Gen İfadesi Ne Demek? Genler Nasıl Düzenlenir?
Bir hücrenin düzgün çalışabilmesi için gerekli proteinlerin doğru zamanda sentezlenmesi gerekmektedir. Tüm organizmalar ve hücreler, DNA'larının proteine transkripsiyonunu ve translasyonunu kontrol eder veya düzenler. RNA ve protein üretmek için bir geni "açma" işlemine gen ifadesi denmektedir. İster basit bir tek hücreli organizmada ister karmaşık çok hücreli bir organizmada olsun, her hücre, genlerinin ne zaman ve nasıl ifade edildiğini kontrol eder. Bunun gerçekleşmesi için, bir genin ne zaman RNA ve protein sentezlemek üzere ifade edileceğini, proteinin ne kadarının sentezlendiğinin ve artık gerekli olmadığı takdirde ilgili proteinin sentezinin durdurulma zamanının geldiğini kontrol edecek bir mekanizma olması gerekmektedir.
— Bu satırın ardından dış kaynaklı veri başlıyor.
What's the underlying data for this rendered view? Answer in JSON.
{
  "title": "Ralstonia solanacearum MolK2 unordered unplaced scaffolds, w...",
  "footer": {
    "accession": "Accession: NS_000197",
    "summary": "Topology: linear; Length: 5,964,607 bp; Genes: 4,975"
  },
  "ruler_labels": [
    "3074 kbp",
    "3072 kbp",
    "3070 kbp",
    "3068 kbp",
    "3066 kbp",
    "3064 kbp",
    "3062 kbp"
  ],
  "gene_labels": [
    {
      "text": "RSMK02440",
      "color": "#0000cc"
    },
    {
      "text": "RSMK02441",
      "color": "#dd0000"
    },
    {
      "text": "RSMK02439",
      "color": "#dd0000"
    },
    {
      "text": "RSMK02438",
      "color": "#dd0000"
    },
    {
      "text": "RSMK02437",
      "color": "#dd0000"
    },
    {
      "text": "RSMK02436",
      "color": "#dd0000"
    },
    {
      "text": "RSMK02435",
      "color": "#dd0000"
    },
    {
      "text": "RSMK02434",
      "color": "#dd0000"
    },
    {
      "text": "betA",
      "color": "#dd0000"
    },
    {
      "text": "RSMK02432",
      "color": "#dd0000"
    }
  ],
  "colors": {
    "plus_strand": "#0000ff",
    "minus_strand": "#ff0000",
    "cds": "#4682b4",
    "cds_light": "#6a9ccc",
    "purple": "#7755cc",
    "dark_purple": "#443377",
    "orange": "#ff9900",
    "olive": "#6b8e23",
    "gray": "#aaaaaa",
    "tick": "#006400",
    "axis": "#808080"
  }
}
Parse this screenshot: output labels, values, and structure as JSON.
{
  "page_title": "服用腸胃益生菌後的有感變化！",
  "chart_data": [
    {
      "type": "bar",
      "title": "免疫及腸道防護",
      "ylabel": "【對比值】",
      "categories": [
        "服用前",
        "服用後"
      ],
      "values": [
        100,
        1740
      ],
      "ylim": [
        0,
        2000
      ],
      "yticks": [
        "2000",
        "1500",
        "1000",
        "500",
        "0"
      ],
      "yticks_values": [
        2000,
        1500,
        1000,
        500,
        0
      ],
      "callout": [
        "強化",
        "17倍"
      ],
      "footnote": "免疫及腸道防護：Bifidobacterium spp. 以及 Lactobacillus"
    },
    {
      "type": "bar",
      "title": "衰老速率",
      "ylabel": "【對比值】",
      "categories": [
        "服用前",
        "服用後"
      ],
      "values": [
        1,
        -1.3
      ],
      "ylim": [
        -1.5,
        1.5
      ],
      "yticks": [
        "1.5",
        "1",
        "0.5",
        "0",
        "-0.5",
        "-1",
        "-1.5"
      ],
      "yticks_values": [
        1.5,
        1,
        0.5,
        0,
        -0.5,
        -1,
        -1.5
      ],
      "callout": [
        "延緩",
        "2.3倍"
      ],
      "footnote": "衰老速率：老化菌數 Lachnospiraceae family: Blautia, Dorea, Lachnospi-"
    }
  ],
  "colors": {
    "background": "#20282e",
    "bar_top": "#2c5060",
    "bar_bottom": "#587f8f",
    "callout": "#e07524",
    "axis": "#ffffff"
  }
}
Çok hücreli organizmalardaki hücreler özelleşmiştir; farklı dokulardaki hücreler çok farklı görünmekte ve farklı işlevler yerine getirmektedir. Örneğin, bir kas hücresi, bir deri hücresinden çok farklı olan bir karaciğer hücresinden çok farklıdır. Bu farklılıklar, bu hücrelerin her birinde farklı gen setlerinin ifadesinin bir sonucu olarak karşımıza çıkmaktadır.
Tüm hücrelerin, şeker moleküllerindeki enerjiyi ATP'deki enerjiye dönüştürmek gibi kendileri için yerine getirmeleri gereken bazı temel işlevleri vardır. Bunun yanı sıra, her hücrenin ifade edilmeyen birçok geni olduğu gibi diğer hücreler tarafından ifade edilmeyen pek çok geni ifade ederler ve böylece özelleşmiş işlevlerini yerine getirebilirler.
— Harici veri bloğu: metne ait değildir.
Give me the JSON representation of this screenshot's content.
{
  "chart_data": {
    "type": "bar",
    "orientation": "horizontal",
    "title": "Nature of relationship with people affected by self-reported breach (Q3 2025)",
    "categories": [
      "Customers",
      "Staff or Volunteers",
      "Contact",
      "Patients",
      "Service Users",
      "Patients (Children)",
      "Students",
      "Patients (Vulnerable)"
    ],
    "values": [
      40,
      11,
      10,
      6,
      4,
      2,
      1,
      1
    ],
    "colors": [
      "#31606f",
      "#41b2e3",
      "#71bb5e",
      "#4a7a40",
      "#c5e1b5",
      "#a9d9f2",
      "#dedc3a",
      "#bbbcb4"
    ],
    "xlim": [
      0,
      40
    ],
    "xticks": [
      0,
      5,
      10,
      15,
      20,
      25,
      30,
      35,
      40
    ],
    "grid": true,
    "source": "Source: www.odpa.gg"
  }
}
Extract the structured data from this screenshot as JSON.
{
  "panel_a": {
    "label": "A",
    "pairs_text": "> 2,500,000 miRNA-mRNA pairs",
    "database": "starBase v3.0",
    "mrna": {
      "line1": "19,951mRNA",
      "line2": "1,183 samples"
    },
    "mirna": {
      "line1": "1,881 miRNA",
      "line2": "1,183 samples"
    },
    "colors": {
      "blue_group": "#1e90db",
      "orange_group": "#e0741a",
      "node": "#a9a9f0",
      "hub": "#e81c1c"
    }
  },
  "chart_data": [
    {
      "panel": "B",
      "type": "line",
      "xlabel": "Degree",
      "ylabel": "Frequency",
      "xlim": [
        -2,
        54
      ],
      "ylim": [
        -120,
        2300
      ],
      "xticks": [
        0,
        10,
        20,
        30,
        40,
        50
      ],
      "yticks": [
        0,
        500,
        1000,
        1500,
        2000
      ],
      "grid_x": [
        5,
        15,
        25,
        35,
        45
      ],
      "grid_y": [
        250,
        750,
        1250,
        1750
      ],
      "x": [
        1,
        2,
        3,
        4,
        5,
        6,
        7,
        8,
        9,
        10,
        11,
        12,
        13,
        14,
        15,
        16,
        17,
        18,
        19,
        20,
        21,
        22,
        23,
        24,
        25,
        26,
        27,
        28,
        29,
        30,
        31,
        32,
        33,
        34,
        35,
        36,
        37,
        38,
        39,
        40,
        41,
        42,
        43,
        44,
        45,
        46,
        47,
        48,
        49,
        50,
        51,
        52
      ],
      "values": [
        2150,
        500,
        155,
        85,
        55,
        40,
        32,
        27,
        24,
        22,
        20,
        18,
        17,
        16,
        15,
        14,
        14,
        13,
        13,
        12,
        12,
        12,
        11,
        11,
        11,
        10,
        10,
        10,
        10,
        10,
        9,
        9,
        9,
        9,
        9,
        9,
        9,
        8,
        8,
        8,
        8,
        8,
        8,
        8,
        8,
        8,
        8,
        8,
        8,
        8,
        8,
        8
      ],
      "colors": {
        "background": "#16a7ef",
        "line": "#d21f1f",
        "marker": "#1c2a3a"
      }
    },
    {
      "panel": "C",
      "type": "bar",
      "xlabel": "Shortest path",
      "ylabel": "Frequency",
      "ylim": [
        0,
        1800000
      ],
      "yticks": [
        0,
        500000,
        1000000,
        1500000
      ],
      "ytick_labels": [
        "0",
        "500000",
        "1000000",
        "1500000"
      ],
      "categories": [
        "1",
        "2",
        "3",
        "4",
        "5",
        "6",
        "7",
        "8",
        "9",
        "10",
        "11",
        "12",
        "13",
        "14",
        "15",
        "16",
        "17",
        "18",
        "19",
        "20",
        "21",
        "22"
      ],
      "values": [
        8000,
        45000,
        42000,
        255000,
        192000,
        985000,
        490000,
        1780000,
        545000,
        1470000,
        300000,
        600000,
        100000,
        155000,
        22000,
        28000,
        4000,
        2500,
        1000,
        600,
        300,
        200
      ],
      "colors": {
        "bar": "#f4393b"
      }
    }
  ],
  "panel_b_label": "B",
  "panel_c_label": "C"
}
Ayrıca hücreler, ortamdaki değişikliklere tepki olarak farklı durumlarda veya organizmanın gelişimi sırasında farklı zamanlarda belirli genleri açıp kapatır. Hem ökaryotik hem de prokaryotik tek hücreli organizmalar, özel koşullara yanıt verebilmeleri için çevrelerinin taleplerine yanıt olarak genleri açıp kapatırlar.
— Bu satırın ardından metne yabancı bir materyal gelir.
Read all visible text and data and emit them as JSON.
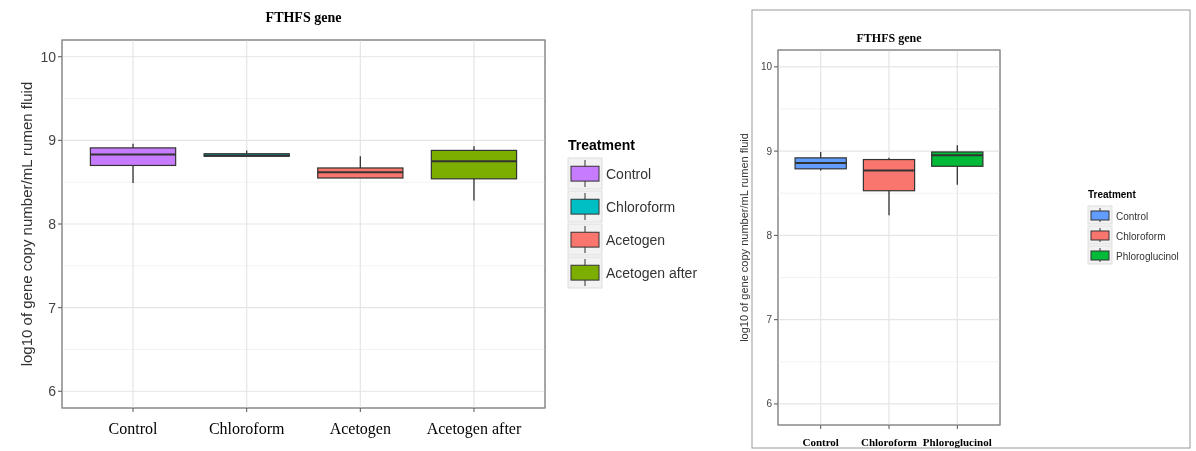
{
  "chart_data": [
    {
      "type": "box",
      "title": "FTHFS gene",
      "ylabel": "log10 of gene copy number/mL rumen fluid",
      "legend_title": "Treatment",
      "legend": "right",
      "grid": true,
      "categories": [
        "Control",
        "Chloroform",
        "Acetogen",
        "Acetogen after"
      ],
      "series": [
        {
          "name": "Control",
          "color": "#c77cff",
          "boxes": [
            {
              "low": 8.49,
              "q1": 8.7,
              "median": 8.83,
              "q3": 8.91,
              "high": 8.96
            },
            null,
            null,
            null
          ]
        },
        {
          "name": "Chloroform",
          "color": "#00bfc4",
          "boxes": [
            null,
            {
              "low": 8.81,
              "q1": 8.81,
              "median": 8.82,
              "q3": 8.84,
              "high": 8.88
            },
            null,
            null
          ]
        },
        {
          "name": "Acetogen",
          "color": "#f8766d",
          "boxes": [
            null,
            null,
            {
              "low": 8.55,
              "q1": 8.55,
              "median": 8.62,
              "q3": 8.67,
              "high": 8.81
            },
            null
          ]
        },
        {
          "name": "Acetogen after",
          "color": "#7cae00",
          "boxes": [
            null,
            null,
            null,
            {
              "low": 8.28,
              "q1": 8.54,
              "median": 8.75,
              "q3": 8.88,
              "high": 8.93
            }
          ]
        }
      ],
      "ylim": [
        5.8,
        10.2
      ],
      "yticks": [
        6,
        7,
        8,
        9,
        10
      ]
    },
    {
      "type": "box",
      "title": "FTHFS gene",
      "ylabel": "log10 of gene copy number/mL rumen fluid",
      "legend_title": "Treatment",
      "legend": "right",
      "grid": true,
      "categories": [
        "Control",
        "Chloroform",
        "Phloroglucinol"
      ],
      "series": [
        {
          "name": "Control",
          "color": "#619cff",
          "boxes": [
            {
              "low": 8.77,
              "q1": 8.79,
              "median": 8.86,
              "q3": 8.92,
              "high": 8.99
            },
            null,
            null
          ]
        },
        {
          "name": "Chloroform",
          "color": "#f8766d",
          "boxes": [
            null,
            {
              "low": 8.24,
              "q1": 8.53,
              "median": 8.77,
              "q3": 8.9,
              "high": 8.92
            },
            null
          ]
        },
        {
          "name": "Phloroglucinol",
          "color": "#00ba38",
          "boxes": [
            null,
            null,
            {
              "low": 8.6,
              "q1": 8.82,
              "median": 8.95,
              "q3": 8.99,
              "high": 9.07
            }
          ]
        }
      ],
      "ylim": [
        5.75,
        10.2
      ],
      "yticks": [
        6,
        7,
        8,
        9,
        10
      ]
    }
  ]
}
Gen ifadesinin kontrolü son derece karmaşıktır. Bu süreçteki aksaklıklar hücreye zarar vermekte ve kanser dahil birçok hastalığın gelişmesine yol açabilmektedir.
Prokaryotik ve Ökaryotik Gen İfadesi
Gen ifadesinin nasıl düzenlendiğini anlamak için öncelikle bir genin hücrede nasıl işlevsel bir protein haline geldiğini anlamamız gerekir. Süreç hem prokaryotik hem de ökaryotik hücrelerde, sadece biraz farklı şekillerde gerçekleşir.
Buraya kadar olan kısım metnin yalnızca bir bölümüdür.